James Walton

Fairly desperate: BBC1’s Unbreakable reviewed

Plus: on ITV Jeremy Paxman explains, without blubbing, what it's like to live with Parkinson's

That bloke who presents MTV’s Celebs on the Farm and his partner in BBC1's Unbreakable. Image: BBC / 110% Content / Pete Dadds 
issue 08 October 2022

On first impression, you might have thought that Unbreakable was just a fairly desperate reality show cobbled together from I’m a Celebrity, Mr and Mrs, Taskmaster and It’s a Knockout. After all, the format is that people of varying degrees of fame – from Simon Weston to, er, the bloke who presents MTV’s Celebs on the Farm – arrive with their partners at what presenter Rob Beckett calls ‘a big posh gaff in the country’. Once there, they’re made to perform a series of game-like tasks as Rob looks on and guffaws.

Naturally, the series does make a few cunning tweaks to its obvious forebears. Unlike in Taskmaster, for example, some of the tasks are extremely boring. Unlike Stuart Hall, Rob has yet to perfect the art of sounding genuinely amused when somebody falls into some water – rather than, say, stuck with a job that will soon have him making an angry call to his agent. But naturally, too, the familiar traits of the dodgy lookalike celeb show are firmly in place: among them, the constant reminders of what tremendous fun we’re having, the clever use of Grieg’s ‘Morning’ to signify morning, and the abiding sense that the whole thing has been made to supply clips for Gogglebox. (Cue the bungee jump.)

He took a stern line on any questions that he suspected of attempting to get him to ‘blub on camera’

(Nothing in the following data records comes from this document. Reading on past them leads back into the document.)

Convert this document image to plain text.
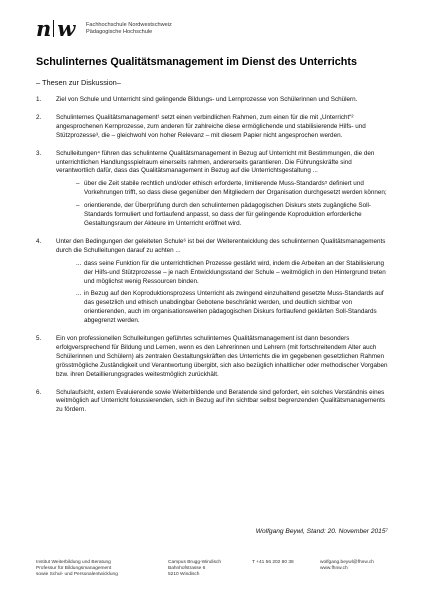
n w Fachhochschule Nordwestschweiz
Pädagogische Hochschule
Schulinternes Qualitätsmanagement im Dienst des Unterrichts
– Thesen zur Diskussion–
1. Ziel von Schule und Unterricht sind gelingende Bildungs- und Lernprozesse von Schülerinnen und Schülern.
2. Schulinternes Qualitätsmanagement¹ setzt einen verbindlichen Rahmen, zum einen für die mit „Unterricht“² angesprochenen Kernprozesse, zum anderen für zahlreiche diese ermöglichende und stabilisierende Hilfs- und Stützprozesse³, die – gleichwohl von hoher Relevanz – mit diesem Papier nicht angesprochen werden.
3. Schulleitungen⁴ führen das schulinterne Qualitätsmanagement in Bezug auf Unterricht mit Bestimmungen, die den unterrichtlichen Handlungsspielraum einerseits rahmen, andererseits garantieren. Die Führungskräfte sind verantwortlich dafür, dass das Qualitätsmanagement in Bezug auf die Unterrichtsgestaltung ...
– über die Zeit stabile rechtlich und/oder ethisch erforderte, limitierende Muss-Standards⁵ definiert und Vorkehrungen trifft, so dass diese gegenüber den Mitgliedern der Organisation durchgesetzt werden können;
– orientierende, der Überprüfung durch den schulinternen pädagogischen Diskurs stets zugängliche Soll-Standards formuliert und fortlaufend anpasst, so dass der für gelingende Koproduktion erforderliche Gestaltungsraum der Akteure im Unterricht eröffnet wird.
4. Unter den Bedingungen der geleiteten Schule⁶ ist bei der Weiterentwicklung des schulinternen Qualitätsmanagements durch die Schulleitungen darauf zu achten ...
... dass seine Funktion für die unterrichtlichen Prozesse gestärkt wird, indem die Arbeiten an der Stabilisierung der Hilfs-und Stützprozesse – je nach Entwicklungsstand der Schule – weitmöglich in den Hintergrund treten und möglichst wenig Ressourcen binden.
... in Bezug auf den Koproduktionsprozess Unterricht als zwingend einzuhaltend gesetzte Muss-Standards auf das gesetzlich und ethisch unabdingbar Gebotene beschränkt werden, und deutlich sichtbar von orientierenden, auch im organisationsweiten pädagogischen Diskurs fortlaufend geklärten Soll-Standards abgegrenzt werden.
5. Ein von professionellen Schulleitungen geführtes schulinternes Qualitätsmanagement ist dann besonders erfolgversprechend für Bildung und Lernen, wenn es den Lehrerinnen und Lehrern (mit fortschreitendem Alter auch Schülerinnen und Schülern) als zentralen Gestaltungskräften des Unterrichts die im gegebenen gesetzlichen Rahmen grösstmögliche Zuständigkeit und Verantwortung übergibt, sich also bezüglich inhaltlicher oder methodischer Vorgaben bzw. ihren Detaillierungsgrades weitestmöglich zurückhält.
6. Schulaufsicht, extern Evaluierende sowie Weiterbildende und Beratende sind gefordert, ein solches Verständnis eines weitmöglich auf Unterricht fokussierenden, sich in Bezug auf ihn sichtbar selbst begrenzenden Qualitätsmanagements zu fördern.
Wolfgang Beywl, Stand: 20. November 2015⁷
Institut Weiterbildung und Beratung
Professur für Bildungsmanagement
sowie Schul- und Personalentwicklung
Campus Brugg-Windisch
Bahnhofstrasse 6
5210 Windisch
T +41 56 202 80 38	wolfgang.beywl@fhnw.ch
www.fhnw.ch
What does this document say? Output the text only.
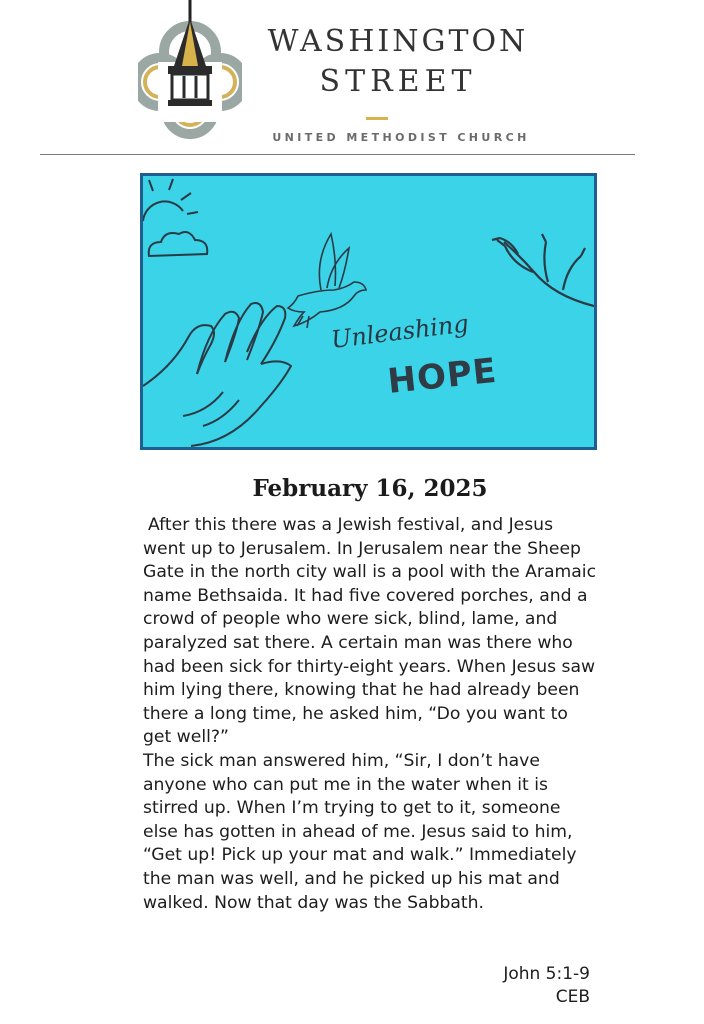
WASHINGTON
STREET
UNITED METHODIST CHURCH
Unleashing
HOPE
February 16, 2025

After this there was a Jewish festival, and Jesus went up to Jerusalem. In Jerusalem near the Sheep Gate in the north city wall is a pool with the Aramaic name Bethsaida. It had five covered porches, and a crowd of people who were sick, blind, lame, and paralyzed sat there. A certain man was there who had been sick for thirty-eight years. When Jesus saw him lying there, knowing that he had already been there a long time, he asked him, “Do you want to get well?”

The sick man answered him, “Sir, I don’t have anyone who can put me in the water when it is stirred up. When I’m trying to get to it, someone else has gotten in ahead of me. Jesus said to him, “Get up! Pick up your mat and walk.” Immediately the man was well, and he picked up his mat and walked. Now that day was the Sabbath.

John 5:1-9
CEB
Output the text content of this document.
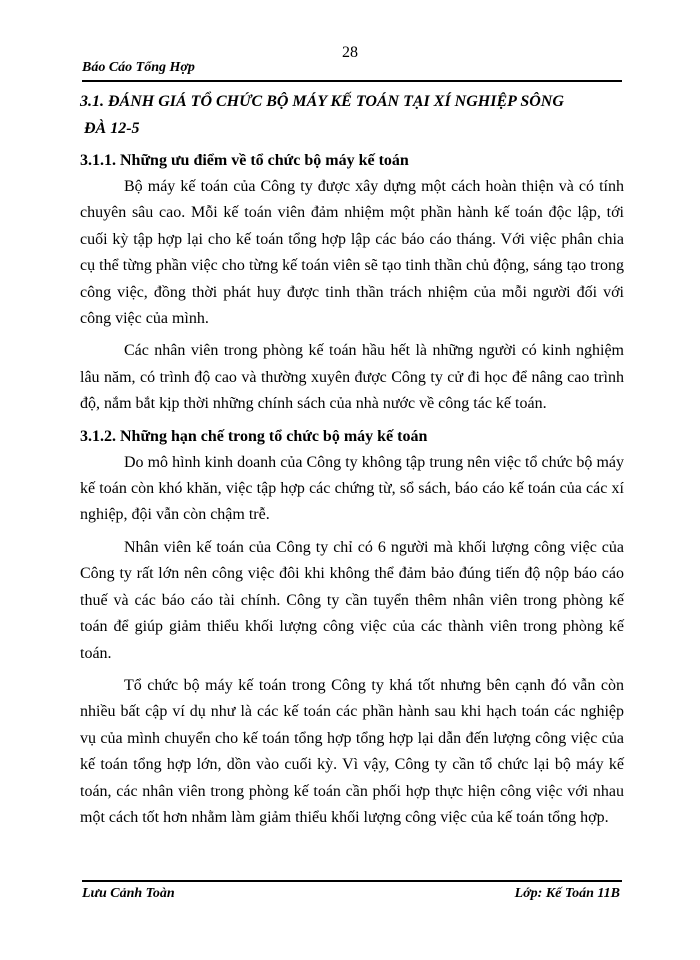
28
Báo Cáo Tổng Hợp
3.1. ĐÁNH GIÁ TỔ CHỨC BỘ MÁY KẾ TOÁN TẠI XÍ NGHIỆP SÔNG
ĐÀ 12-5
3.1.1. Những ưu điểm về tổ chức bộ máy kế toán

Bộ máy kế toán của Công ty được xây dựng một cách hoàn thiện và có tính chuyên sâu cao. Mỗi kế toán viên đảm nhiệm một phần hành kế toán độc lập, tới cuối kỳ tập hợp lại cho kế toán tổng hợp lập các báo cáo tháng. Với việc phân chia cụ thể từng phần việc cho từng kế toán viên sẽ tạo tinh thần chủ động, sáng tạo trong công việc, đồng thời phát huy được tinh thần trách nhiệm của mỗi người đối với công việc của mình.

Các nhân viên trong phòng kế toán hầu hết là những người có kinh nghiệm lâu năm, có trình độ cao và thường xuyên được Công ty cử đi học để nâng cao trình độ, nắm bắt kịp thời những chính sách của nhà nước về công tác kế toán.

3.1.2. Những hạn chế trong tổ chức bộ máy kế toán

Do mô hình kinh doanh của Công ty không tập trung nên việc tổ chức bộ máy kế toán còn khó khăn, việc tập hợp các chứng từ, sổ sách, báo cáo kế toán của các xí nghiệp, đội vẫn còn chậm trễ.

Nhân viên kế toán của Công ty chỉ có 6 người mà khối lượng công việc của Công ty rất lớn nên công việc đôi khi không thể đảm bảo đúng tiến độ nộp báo cáo thuế và các báo cáo tài chính. Công ty cần tuyển thêm nhân viên trong phòng kế toán để giúp giảm thiểu khối lượng công việc của các thành viên trong phòng kế toán.

Tổ chức bộ máy kế toán trong Công ty khá tốt nhưng bên cạnh đó vẫn còn nhiều bất cập ví dụ như là các kế toán các phần hành sau khi hạch toán các nghiệp vụ của mình chuyển cho kế toán tổng hợp tổng hợp lại dẫn đến lượng công việc của kế toán tổng hợp lớn, dồn vào cuối kỳ. Vì vậy, Công ty cần tổ chức lại bộ máy kế toán, các nhân viên trong phòng kế toán cần phối hợp thực hiện công việc với nhau một cách tốt hơn nhằm làm giảm thiểu khối lượng công việc của kế toán tổng hợp.

Lưu Cảnh Toàn	Lớp: Kế Toán 11B
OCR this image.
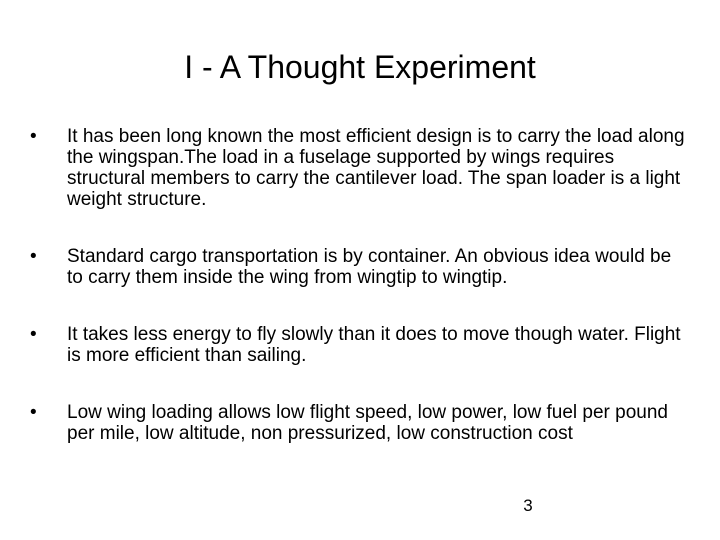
I - A Thought Experiment
•	It has been long known the most efficient design is to carry the load along the wingspan.The load in a fuselage supported by wings requires structural members to carry the cantilever load. The span loader is a light weight structure.
•	Standard cargo transportation is by container. An obvious idea would be to carry them inside the wing from wingtip to wingtip.
•	It takes less energy to fly slowly than it does to move though water. Flight is more efficient than sailing.
•	Low wing loading allows low flight speed, low power, low fuel per pound per mile, low altitude, non pressurized, low construction cost
3
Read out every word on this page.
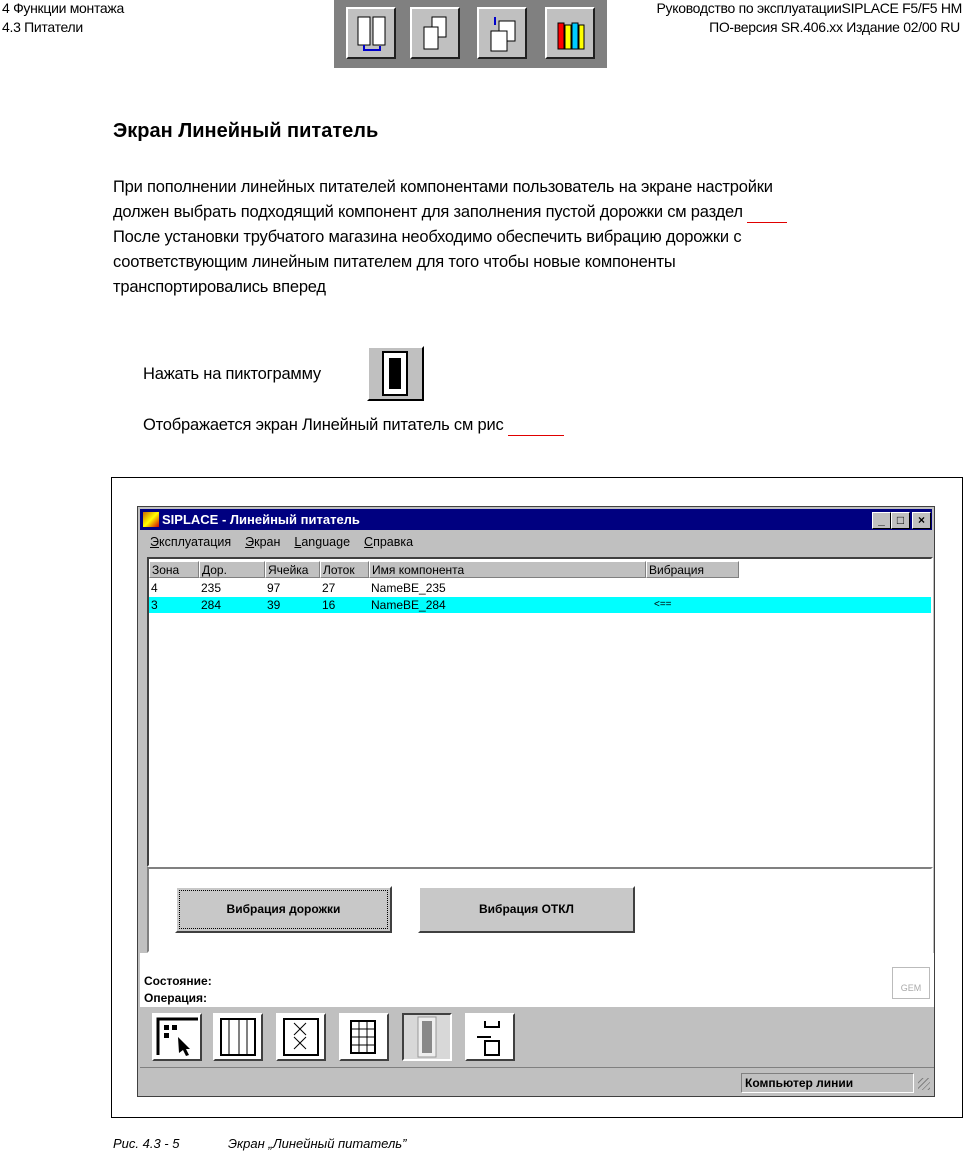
4 Функции монтажа
4.3 Питатели
Руководство по эксплуатацииSIPLACE F5/F5 HM
ПО-версия SR.406.xx Издание 02/00 RU
Экран Линейный питатель
При пополнении линейных питателей компонентами пользователь на экране настройки
должен выбрать подходящий компонент для заполнения пустой дорожки см раздел
После установки трубчатого магазина необходимо обеспечить вибрацию дорожки с
соответствующим линейным питателем для того чтобы новые компоненты
транспортировались вперед
Нажать на пиктограмму
Отображается экран Линейный питатель см рис
SIPLACE - Линейный питатель	_	□	×
Эксплуатация Экран Language Справка
Зона	Дор.	Ячейка	Лоток	Имя компонента	Вибрация
4	235	97	27	NameBE_235
3	284	39	16	NameBE_284	<==
Вибрация дорожки	Вибрация ОТКЛ
Состояние:
Операция:
GEM
Компьютер линии
Рис. 4.3 - 5	Экран „Линейный питатель”
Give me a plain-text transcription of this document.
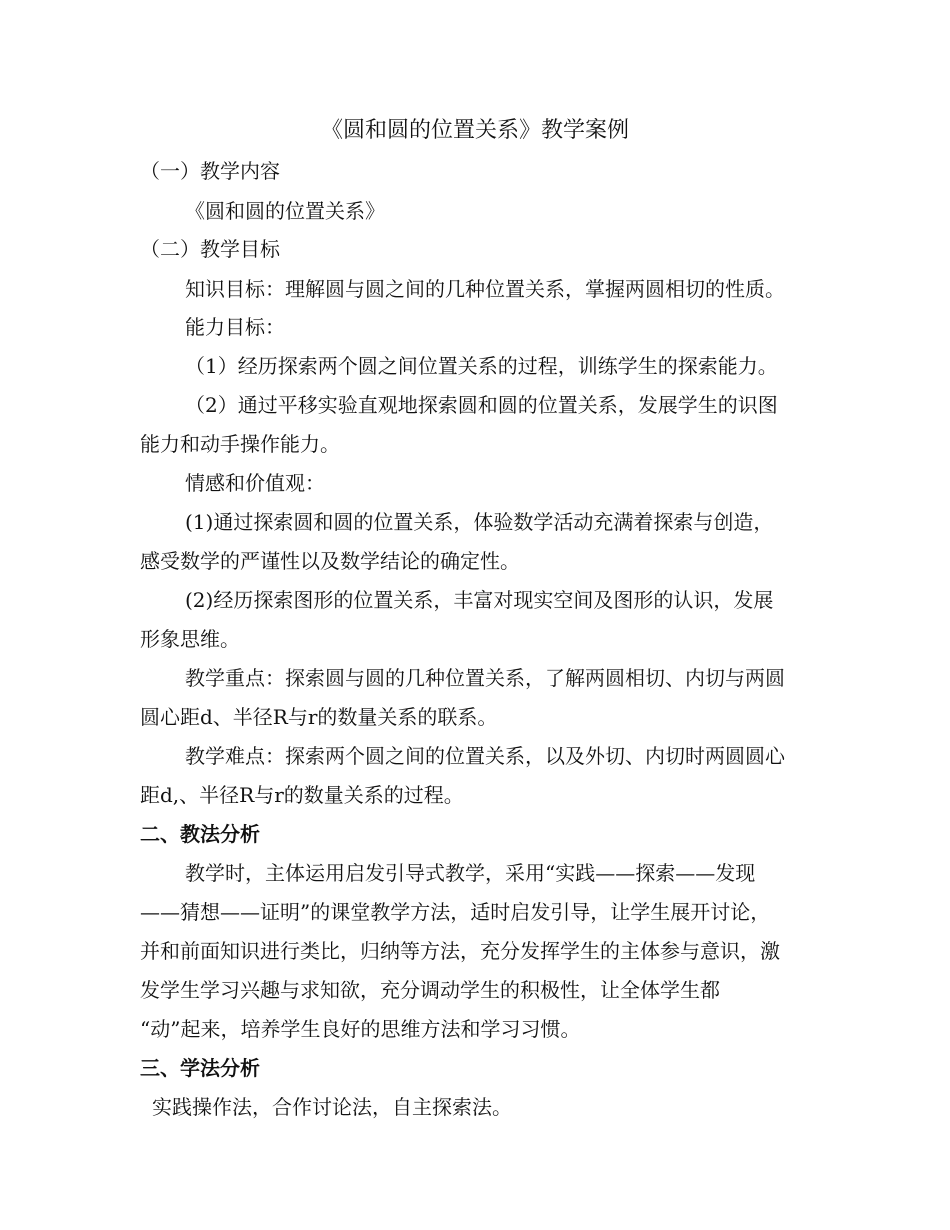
《圆和圆的位置关系》教学案例
（一）教学内容
《圆和圆的位置关系》
（二）教学目标
知识目标：理解圆与圆之间的几种位置关系，掌握两圆相切的性质。
能力目标：
（1）经历探索两个圆之间位置关系的过程，训练学生的探索能力。
（2）通过平移实验直观地探索圆和圆的位置关系，发展学生的识图
能力和动手操作能力。
情感和价值观：
(1)通过探索圆和圆的位置关系，体验数学活动充满着探索与创造，
感受数学的严谨性以及数学结论的确定性。
(2)经历探索图形的位置关系，丰富对现实空间及图形的认识，发展
形象思维。
教学重点：探索圆与圆的几种位置关系，了解两圆相切、内切与两圆
圆心距d、半径R与r的数量关系的联系。
教学难点：探索两个圆之间的位置关系，以及外切、内切时两圆圆心
距d,、半径R与r的数量关系的过程。
二、教法分析
教学时，主体运用启发引导式教学，采用“实践——探索——发现
——猜想——证明”的课堂教学方法，适时启发引导，让学生展开讨论，
并和前面知识进行类比，归纳等方法，充分发挥学生的主体参与意识，激
发学生学习兴趣与求知欲，充分调动学生的积极性，让全体学生都
“动”起来，培养学生良好的思维方法和学习习惯。
三、学法分析
实践操作法，合作讨论法，自主探索法。
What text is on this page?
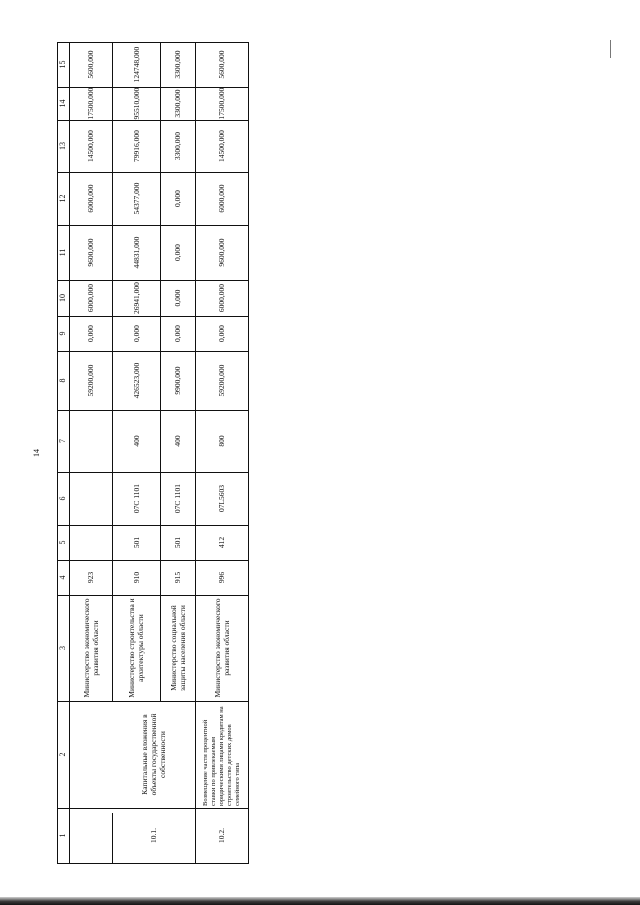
14
1
2
3
4
5
6
7
8
9
10
11
12
13
14
15
10.1.
Капитальные вложения в объекты государственной собственности
10.2.
Возмещение части процентной ставки по привлекаемым юридическими лицами кредитам на строительство детских домов семейного типа
Министерство экономического развития области
923
59200,000
0,000
6000,000
9600,000
6000,000
14500,000
17500,000
5600,000
Министерство строительства и архитектуры области
910
501
07С 1101
400
426523,000
0,000
26941,000
44831,000
54377,000
79916,000
95510,000
124748,000
Министерство социальной защиты населения области
915
501
07С 1101
400
9900,000
0,000
0,000
0,000
0,000
3300,000
3300,000
3300,000
Министерство экономического развития области
996
412
07L5603
800
59200,000
0,000
6000,000
9600,000
6000,000
14500,000
17500,000
5600,000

Except that this is not how Unbreakable sees itself at all. As befits its otherwise baffling BBC1 status, it’s apparently a programme with a serious purpose: to discover and pass on ‘the secrets of a strong relationship’. And to prove it, Rob is joined by two authorities on the subject. One is the improbably telegenic ‘relationship psychologist’ Anjula Mutanda, whose credentials were briskly established in Thursday’s opening episode by shots of her in an armchair holding a clipboard.